The plan also addresses universal payment rates for providers.

“Right now, when providers bill private insurance companies they make more than Medicare rates. We’re saying Medicare rates across the board,” Pollin said. For some high-end specialty providers that would probably mean pay cuts. But for others including emergency room doctors and primary care physicians it could mean pay increases.

“Doctors are going to come out about the same, on average. And the reason for that is that doctors are spending about 8 percent of their time on administration. They would be freed up because of the time they’re spending filling out forms now, it wouldn’t be as burdensome,” he said.

While the Sanders’s bill proposes transitioning to a universal healthcare system over 4 years, Pollin’s research found that changing immediately might be better. Their research proposes that employers continue paying toward their employees’ health care for the first to or three years with an immediate 8 percent reduction in whatever amount of money they were paying previously.

“Every business pays 8 percent less. So if the day before Medicare for All is implemented you’re paying 1,000 for your workers, you’re going to pay 920 the next day,” he said.

With that, a 3.75 percent sales tax would be put on all non-essential items. Currently, there is no federal sales tax. Anyone who currently qualifies for government plans like Medicaid or Medicare would automatically qualify to receive a tax credit to compensate for that tax.

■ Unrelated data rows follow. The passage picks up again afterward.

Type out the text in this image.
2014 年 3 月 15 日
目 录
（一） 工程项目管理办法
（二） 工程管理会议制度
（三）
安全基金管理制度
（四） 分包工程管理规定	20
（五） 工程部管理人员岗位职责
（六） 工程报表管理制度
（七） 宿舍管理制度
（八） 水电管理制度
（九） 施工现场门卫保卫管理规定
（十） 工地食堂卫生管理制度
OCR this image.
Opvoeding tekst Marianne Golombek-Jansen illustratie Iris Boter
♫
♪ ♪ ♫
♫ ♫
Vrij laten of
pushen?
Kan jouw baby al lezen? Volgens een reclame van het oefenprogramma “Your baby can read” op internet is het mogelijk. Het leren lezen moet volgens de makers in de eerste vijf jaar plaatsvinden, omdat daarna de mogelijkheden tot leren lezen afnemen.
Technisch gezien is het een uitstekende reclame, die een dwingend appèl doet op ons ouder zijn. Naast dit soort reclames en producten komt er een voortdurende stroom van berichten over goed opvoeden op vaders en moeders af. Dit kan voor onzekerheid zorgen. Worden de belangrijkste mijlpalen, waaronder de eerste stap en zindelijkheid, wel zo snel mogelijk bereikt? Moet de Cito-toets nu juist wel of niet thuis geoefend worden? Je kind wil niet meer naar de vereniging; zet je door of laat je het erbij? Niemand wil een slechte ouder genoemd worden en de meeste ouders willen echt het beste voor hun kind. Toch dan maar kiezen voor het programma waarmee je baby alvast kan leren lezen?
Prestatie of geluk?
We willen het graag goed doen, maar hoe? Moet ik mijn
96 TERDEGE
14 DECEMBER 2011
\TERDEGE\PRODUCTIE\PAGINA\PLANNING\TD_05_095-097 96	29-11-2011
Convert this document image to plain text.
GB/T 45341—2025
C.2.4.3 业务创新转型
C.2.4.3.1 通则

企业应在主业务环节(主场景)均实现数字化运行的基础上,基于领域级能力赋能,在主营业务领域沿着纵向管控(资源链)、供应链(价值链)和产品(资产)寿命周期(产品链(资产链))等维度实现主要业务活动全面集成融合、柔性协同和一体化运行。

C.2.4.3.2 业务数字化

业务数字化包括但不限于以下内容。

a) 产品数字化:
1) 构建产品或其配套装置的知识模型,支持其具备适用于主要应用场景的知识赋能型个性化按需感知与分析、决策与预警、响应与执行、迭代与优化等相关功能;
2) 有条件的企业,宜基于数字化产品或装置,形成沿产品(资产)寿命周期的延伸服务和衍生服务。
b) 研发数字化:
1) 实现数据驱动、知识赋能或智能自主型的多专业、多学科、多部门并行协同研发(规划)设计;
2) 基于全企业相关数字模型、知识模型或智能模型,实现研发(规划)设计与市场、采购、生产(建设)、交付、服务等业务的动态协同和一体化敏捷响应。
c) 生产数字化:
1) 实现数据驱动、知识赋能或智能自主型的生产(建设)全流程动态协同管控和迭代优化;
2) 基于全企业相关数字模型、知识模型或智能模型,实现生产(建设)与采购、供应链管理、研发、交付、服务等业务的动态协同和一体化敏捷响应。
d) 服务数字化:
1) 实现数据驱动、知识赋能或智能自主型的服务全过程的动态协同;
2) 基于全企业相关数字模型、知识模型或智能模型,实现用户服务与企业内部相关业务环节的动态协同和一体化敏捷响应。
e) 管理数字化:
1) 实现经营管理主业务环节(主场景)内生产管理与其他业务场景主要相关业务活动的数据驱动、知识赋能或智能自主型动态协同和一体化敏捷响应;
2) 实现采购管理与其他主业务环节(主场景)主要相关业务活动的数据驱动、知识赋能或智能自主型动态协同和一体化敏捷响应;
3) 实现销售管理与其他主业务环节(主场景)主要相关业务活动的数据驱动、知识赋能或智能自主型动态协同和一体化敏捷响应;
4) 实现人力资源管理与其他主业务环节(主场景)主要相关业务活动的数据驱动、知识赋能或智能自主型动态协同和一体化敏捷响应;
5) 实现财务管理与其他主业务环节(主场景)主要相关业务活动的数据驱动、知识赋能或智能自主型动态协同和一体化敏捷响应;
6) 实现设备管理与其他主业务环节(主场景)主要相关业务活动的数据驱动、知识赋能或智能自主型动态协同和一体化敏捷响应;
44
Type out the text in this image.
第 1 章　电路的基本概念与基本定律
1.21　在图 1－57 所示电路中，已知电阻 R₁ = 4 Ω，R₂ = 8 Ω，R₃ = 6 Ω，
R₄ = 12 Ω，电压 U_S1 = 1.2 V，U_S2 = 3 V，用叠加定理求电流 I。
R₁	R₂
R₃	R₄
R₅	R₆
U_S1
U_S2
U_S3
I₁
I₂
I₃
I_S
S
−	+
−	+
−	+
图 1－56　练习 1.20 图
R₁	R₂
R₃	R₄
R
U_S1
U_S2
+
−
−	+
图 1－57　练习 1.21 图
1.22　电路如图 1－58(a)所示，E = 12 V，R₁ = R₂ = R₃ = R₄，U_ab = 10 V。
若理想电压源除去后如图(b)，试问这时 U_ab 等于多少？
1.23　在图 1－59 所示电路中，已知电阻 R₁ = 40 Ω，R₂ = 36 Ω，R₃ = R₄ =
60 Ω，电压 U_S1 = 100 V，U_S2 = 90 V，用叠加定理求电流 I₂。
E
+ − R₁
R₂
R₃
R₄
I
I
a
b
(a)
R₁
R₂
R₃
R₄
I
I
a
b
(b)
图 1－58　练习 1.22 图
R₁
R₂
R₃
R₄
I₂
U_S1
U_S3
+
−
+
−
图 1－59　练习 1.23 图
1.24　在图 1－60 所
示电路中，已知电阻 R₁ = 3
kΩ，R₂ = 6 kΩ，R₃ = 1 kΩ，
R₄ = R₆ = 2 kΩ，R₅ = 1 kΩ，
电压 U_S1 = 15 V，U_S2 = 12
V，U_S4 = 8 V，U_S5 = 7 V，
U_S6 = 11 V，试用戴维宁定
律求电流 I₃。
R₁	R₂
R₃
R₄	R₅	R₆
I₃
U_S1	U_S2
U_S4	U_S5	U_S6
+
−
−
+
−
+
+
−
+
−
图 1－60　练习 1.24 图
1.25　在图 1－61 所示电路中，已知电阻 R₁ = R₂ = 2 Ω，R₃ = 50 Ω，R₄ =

Finally, a 0.38 percent ‘wealth tax’ would be put into place “if you have over $1 million in assets,” with the first $1 million except. “That is a tax that will apply to the wealthiest 12 percent of houses,” he said. “When we do all those things we raise all the money we need, actually a little more, so we have a surplus.”

For now, the research is just theoretical. But it could become a reality in the future, Pollin said. Single payer healthcare has been proposed as an option at the federal level and in many states, including Massachusetts. In California, for example, the state’s senate passed a bill last year that would have created a single state run health plan.

The bill failed in the state’s Assembly.

In order to make sure the paper was well researched, the PERI researchers submitted their findings for peer review. The general consensus from reviewers was that the study was comprehensive, accurate, and well done, Pollin said.

“We took serious researchers with first-rate track records, and we posted their reviews online,” Pollin said. “They went through two or three drafts and had a lot of comments. Some of the referees still say ‘I disagree with this or that,’ and that’s fair. Why should they agree with everything?”